COLUMBUS, Ohio, PRNewswire-FirstCall/ -- Lancaster Colony Corporation today reported higher sales for the company's third fiscal quarter ended March 31, 2008, compared with the corresponding quarter a year ago.

Nine-month net sales were $861 million compared to $820 million last year. Net income was $40,194,000, or $1.35 per diluted share, including a net loss from discontinued operations of $159,000 or one cent per diluted share. Net income for the nine months a year ago totaled $45,109,000, or $1.42 per diluted share, after reflecting a net loss from discontinued operations of $3,336,000, or $.11 per diluted share. Income from continuing operations for the nine months was $40,353,000, or $1.35 per diluted share, compared to $48,445,000, or $1.53 per diluted share earned in the first nine months last year.

Current year-to-date income from continuing operations included pretax income of $2.5 million (five cents per share after taxes) associated with a second quarter distribution under the Continued Dumping and Subsidy Offset Act (CDSOA), a pretax loss on the November 2007 sale of consumer and floral glass operations totaling $5.9 million (13 cents per share after taxes) and a noncash pension settlement charge of $3.0 million (six cents per share after taxes). In the prior year, the pretax CDSOA distribution was $0.7 million (one cent per share after taxes).

John B. Gerlach, Jr., chairman and CEO, said, "While generally pleased with our Specialty Foods sales growth and our Automotive progress, substantially higher food commodity costs were far more than our pricing initiatives could overcome. Throughout the current fiscal year, we continued to utilize our cash flow to support shareholder value, investing over $13 million in Specialty Foods capital projects, paying $24.6 million in cash dividends and spending $76.8 million on repurchases of Lancaster Colony common shares."

Looking ahead, Mr.

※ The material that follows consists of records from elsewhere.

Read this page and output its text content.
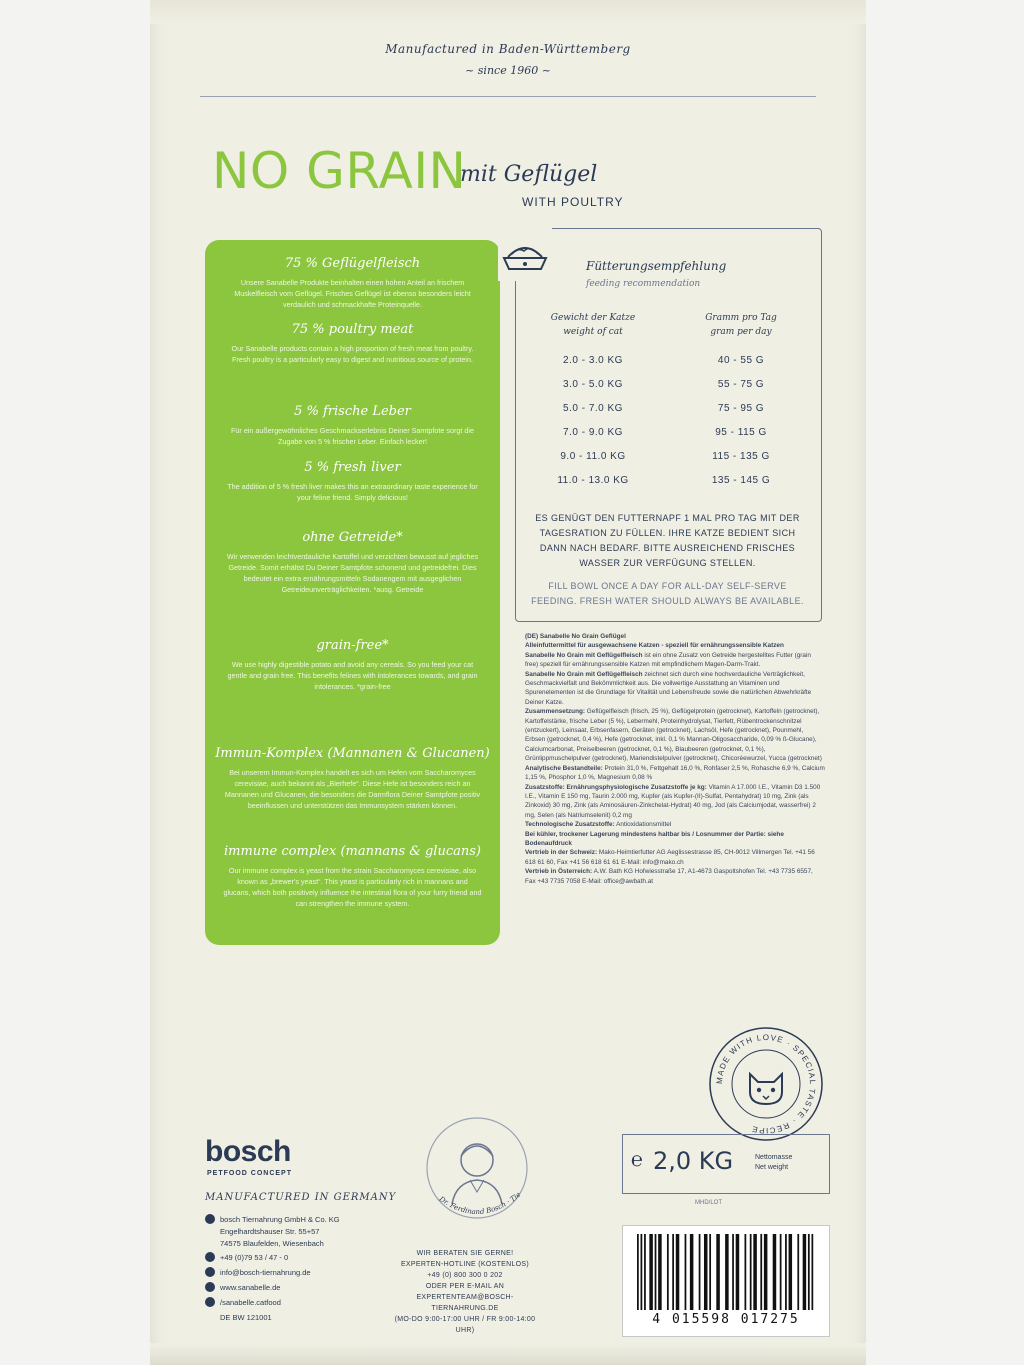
Manufactured in Baden-Württemberg
~ since 1960 ~
NO GRAIN
mit Geflügel
WITH POULTRY
75 % Geflügelfleisch
Unsere Sanabelle Produkte beinhalten einen hohen Anteil an frischem Muskelfleisch vom Geflügel. Frisches Geflügel ist ebenso besonders leicht verdaulich und schmackhafte Proteinquelle.
75 % poultry meat
Our Sanabelle products contain a high proportion of fresh meat from poultry. Fresh poultry is a particularly easy to digest and nutritious source of protein.
5 % frische Leber
Für ein außergewöhnliches Geschmackserlebnis Deiner Samtpfote sorgt die Zugabe von 5 % frischer Leber. Einfach lecker!
5 % fresh liver
The addition of 5 % fresh liver makes this an extraordinary taste experience for your feline friend. Simply delicious!
ohne Getreide*
Wir verwenden leichtverdauliche Kartoffel und verzichten bewusst auf jegliches Getreide. Somit erhältst Du Deiner Samtpfote schonend und getreidefrei. Dies bedeutet ein extra ernährungsmitteln Sodanengem mit ausgeglichen Getreideunverträglichkeiten. *ausg. Getreide
grain-free*
We use highly digestible potato and avoid any cereals. So you feed your cat gentle and grain free. This benefits felines with intolerances towards, and grain intolerances. *grain-free
Immun-Komplex (Mannanen & Glucanen)
Bei unserem Immun-Komplex handelt es sich um Hefen vom Saccharomyces cerevisiae, auch bekannt als „Bierhefe“. Diese Hefe ist besonders reich an Mannanen und Glucanen, die besonders die Darmflora Deiner Samtpfote positiv beeinflussen und unterstützen das Immunsystem stärken können.
immune complex (mannans & glucans)
Our immune complex is yeast from the strain Saccharomyces cerevisiae, also known as „brewer's yeast“. This yeast is particularly rich in mannans and glucans, which both positively influence the intestinal flora of your furry friend and can strengthen the immune system.
Fütterungsempfehlung
feeding recommendation
Gewicht der Katze
weight of cat
Gramm pro Tag
gram per day
2.0 - 3.0 KG	40 - 55 G
3.0 - 5.0 KG	55 - 75 G
5.0 - 7.0 KG	75 - 95 G
7.0 - 9.0 KG	95 - 115 G
9.0 - 11.0 KG	115 - 135 G
11.0 - 13.0 KG	135 - 145 G
ES GENÜGT DEN FUTTERNAPF 1 MAL PRO TAG MIT DER TAGESRATION ZU FÜLLEN. IHRE KATZE BEDIENT SICH DANN NACH BEDARF. BITTE AUSREICHEND FRISCHES WASSER ZUR VERFÜGUNG STELLEN.
FILL BOWL ONCE A DAY FOR ALL-DAY SELF-SERVE FEEDING. FRESH WATER SHOULD ALWAYS BE AVAILABLE.
(DE) Sanabelle No Grain Geflügel
Alleinfuttermittel für ausgewachsene Katzen - speziell für ernährungssensible Katzen
Sanabelle No Grain mit Geflügelfleisch ist ein ohne Zusatz von Getreide hergestelltes Futter (grain free) speziell für ernährungssensible Katzen mit empfindlichem Magen-Darm-Trakt.
Sanabelle No Grain mit Geflügelfleisch zeichnet sich durch eine hochverdauliche Verträglichkeit, Geschmackvielfalt und Bekömmlichkeit aus. Die vollwertige Ausstattung an Vitaminen und Spurenelementen ist die Grundlage für Vitalität und Lebensfreude sowie die natürlichen Abwehrkräfte Deiner Katze.
Zusammensetzung: Geflügelfleisch (frisch, 25 %), Geflügelprotein (getrocknet), Kartoffeln (getrocknet), Kartoffelstärke, frische Leber (5 %), Lebermehl, Proteinhydrolysat, Tierfett, Rübentrockenschnitzel (entzuckert), Leinsaat, Erbsenfasern, Geräten (getrocknet), Lachsöl, Hefe (getrocknet), Pounmehl, Erbsen (getrocknet, 0,4 %), Hefe (getrocknet, inkl. 0,1 % Mannan-Oligosaccharide, 0,09 % ß-Glucane), Calciumcarbonat, Preiselbeeren (getrocknet, 0,1 %), Blaubeeren (getrocknet, 0,1 %), Grünlippmuschelpulver (getrocknet), Mariendistelpulver (getrocknet), Chicoréewurzel, Yucca (getrocknet)
Analytische Bestandteile: Protein 31,0 %, Fettgehalt 16,0 %, Rohfaser 2,5 %, Rohasche 6,9 %, Calcium 1,15 %, Phosphor 1,0 %, Magnesium 0,08 %
Zusatzstoffe: Ernährungsphysiologische Zusatzstoffe je kg: Vitamin A 17.000 I.E., Vitamin D3 1.500 I.E., Vitamin E 150 mg, Taurin 2.000 mg, Kupfer (als Kupfer-(II)-Sulfat, Pentahydrat) 10 mg, Zink (als Zinkoxid) 30 mg, Zink (als Aminosäuren-Zinkchelat-Hydrat) 40 mg, Jod (als Calciumjodat, wasserfrei) 2 mg, Selen (als Natriumselenit) 0,2 mg
Technologische Zusatzstoffe: Antioxidationsmittel
Bei kühler, trockener Lagerung mindestens haltbar bis / Losnummer der Partie: siehe Bodenaufdruck
Vertrieb in der Schweiz: Mako-Heimtierfutter AG Aeglissestrasse 85, CH-9012 Villmergen Tel. +41 56 618 61 60, Fax +41 56 618 61 61 E-Mail: info@mako.ch
Vertrieb in Österreich: A.W. Bath KG Hofwiesstraße 17, A1-4673 Gaspoltshofen Tel. +43 7735 6557, Fax +43 7735 7058 E-Mail: office@awbath.at
MADE WITH LOVE · SPECIAL TASTE · RECIPE
bosch
PETFOOD CONCEPT
MANUFACTURED IN GERMANY
bosch Tiernahrung GmbH & Co. KG
Engelhardtshauser Str. 55+57
74575 Blaufelden, Wiesenbach
+49 (0)79 53 / 47 - 0
info@bosch-tiernahrung.de
www.sanabelle.de
/sanabelle.catfood
DE BW 121001
Dr. Ferdinand Bosch · Tie
WIR BERATEN SIE GERNE!
EXPERTEN-HOTLINE (KOSTENLOS)
+49 (0) 800 300 0 202
ODER PER E-MAIL AN
EXPERTENTEAM@BOSCH-TIERNAHRUNG.DE
(MO-DO 9:00-17:00 UHR / FR 9:00-14:00 UHR)
℮ 2,0 KG	Nettomasse
Net weight
MHD/LOT
4 015598 017275
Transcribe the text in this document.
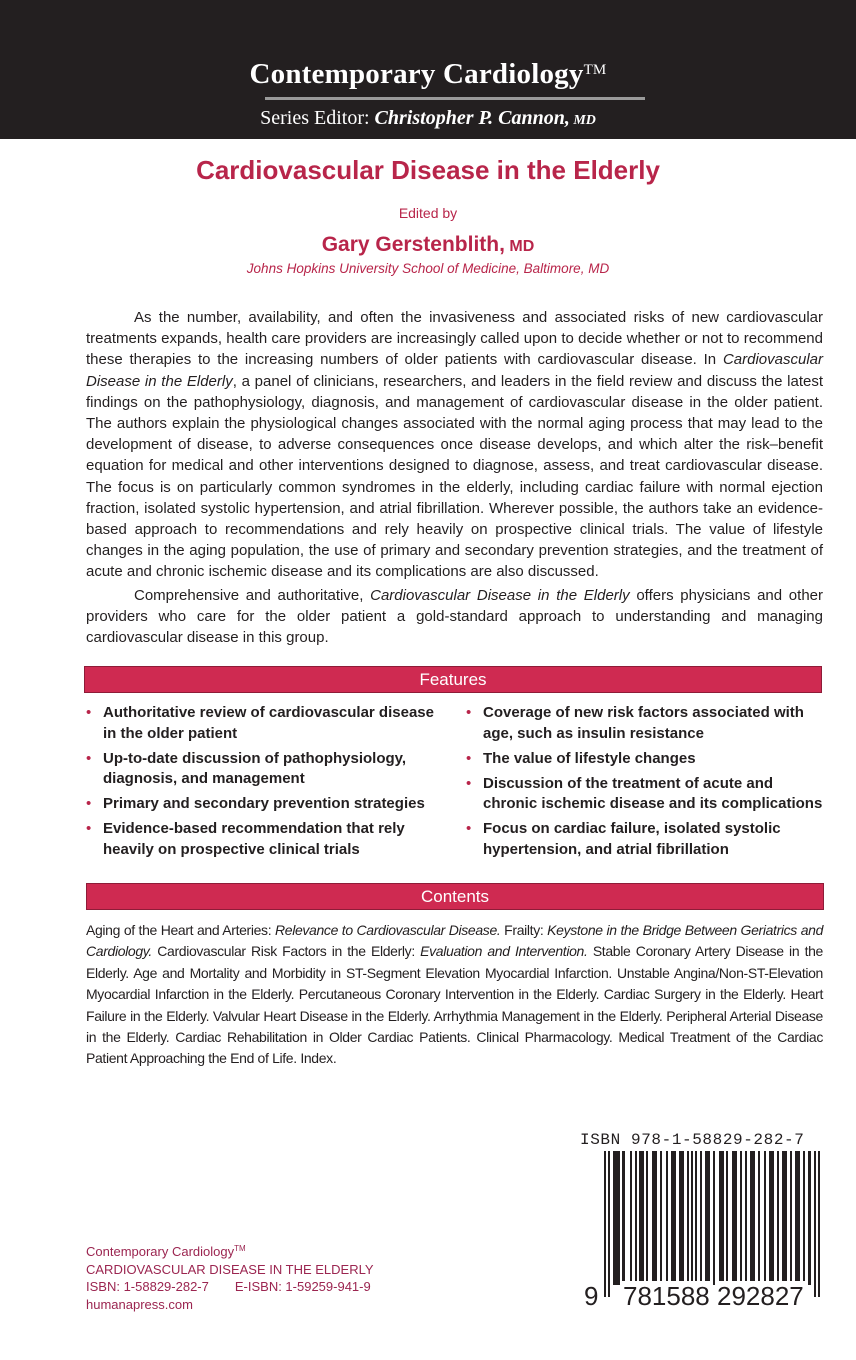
Contemporary Cardiology™
Series Editor: Christopher P. Cannon, MD
Cardiovascular Disease in the Elderly
Edited by
Gary Gerstenblith, MD
Johns Hopkins University School of Medicine, Baltimore, MD
As the number, availability, and often the invasiveness and associated risks of new cardiovascular treatments expands, health care providers are increasingly called upon to decide whether or not to recommend these therapies to the increasing numbers of older patients with cardiovascular disease. In Cardiovascular Disease in the Elderly, a panel of clinicians, researchers, and leaders in the field review and discuss the latest findings on the pathophysiology, diagnosis, and management of cardiovascular disease in the older patient. The authors explain the physiological changes associated with the normal aging process that may lead to the development of disease, to adverse consequences once disease develops, and which alter the risk–benefit equation for medical and other interventions designed to diagnose, assess, and treat cardiovascular disease. The focus is on particularly common syndromes in the elderly, including cardiac failure with normal ejection fraction, isolated systolic hypertension, and atrial fibrillation. Wherever possible, the authors take an evidence-based approach to recommendations and rely heavily on prospective clinical trials. The value of lifestyle changes in the aging population, the use of primary and secondary prevention strategies, and the treatment of acute and chronic ischemic disease and its complications are also discussed.
Comprehensive and authoritative, Cardiovascular Disease in the Elderly offers physicians and other providers who care for the older patient a gold-standard approach to understanding and managing cardiovascular disease in this group.
Features
• Authoritative review of cardiovascular disease in the older patient
• Up-to-date discussion of pathophysiology, diagnosis, and management
• Primary and secondary prevention strategies
• Evidence-based recommendation that rely heavily on prospective clinical trials
• Coverage of new risk factors associated with age, such as insulin resistance
• The value of lifestyle changes
• Discussion of the treatment of acute and chronic ischemic disease and its complications
• Focus on cardiac failure, isolated systolic hypertension, and atrial fibrillation
Contents
Aging of the Heart and Arteries: Relevance to Cardiovascular Disease. Frailty: Keystone in the Bridge Between Geriatrics and Cardiology. Cardiovascular Risk Factors in the Elderly: Evaluation and Intervention. Stable Coronary Artery Disease in the Elderly. Age and Mortality and Morbidity in ST-Segment Elevation Myocardial Infarction. Unstable Angina/Non-ST-Elevation Myocardial Infarction in the Elderly. Percutaneous Coronary Intervention in the Elderly. Cardiac Surgery in the Elderly. Heart Failure in the Elderly. Valvular Heart Disease in the Elderly. Arrhythmia Management in the Elderly. Peripheral Arterial Disease in the Elderly. Cardiac Rehabilitation in Older Cardiac Patients. Clinical Pharmacology. Medical Treatment of the Cardiac Patient Approaching the End of Life. Index.
Contemporary Cardiology™
CARDIOVASCULAR DISEASE IN THE ELDERLY
ISBN: 1-58829-282-7 E-ISBN: 1-59259-941-9
humanapress.com
ISBN 978-1-58829-282-7
9 781588 292827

Gerlach said, "In our food group, a recently implemented second round of pricing actions should benefit our fiscal fourth quarter, and we anticipate further initiatives becoming effective just after the fiscal year ends. The fourth quarter is a seasonally slow quarter for our candle operations, and the current fiscal year's lower candle production levels will have a near-term adverse impact on operating results despite leading to better-balanced inventory levels. Our automotive operations will likely be challenged by expected production curtailments among original equipment customers."

Mr. Gerlach added, "As we continue to explore strategic alternatives for our remaining nonfood operations, we also continue to look for good-fitting food acquisitions."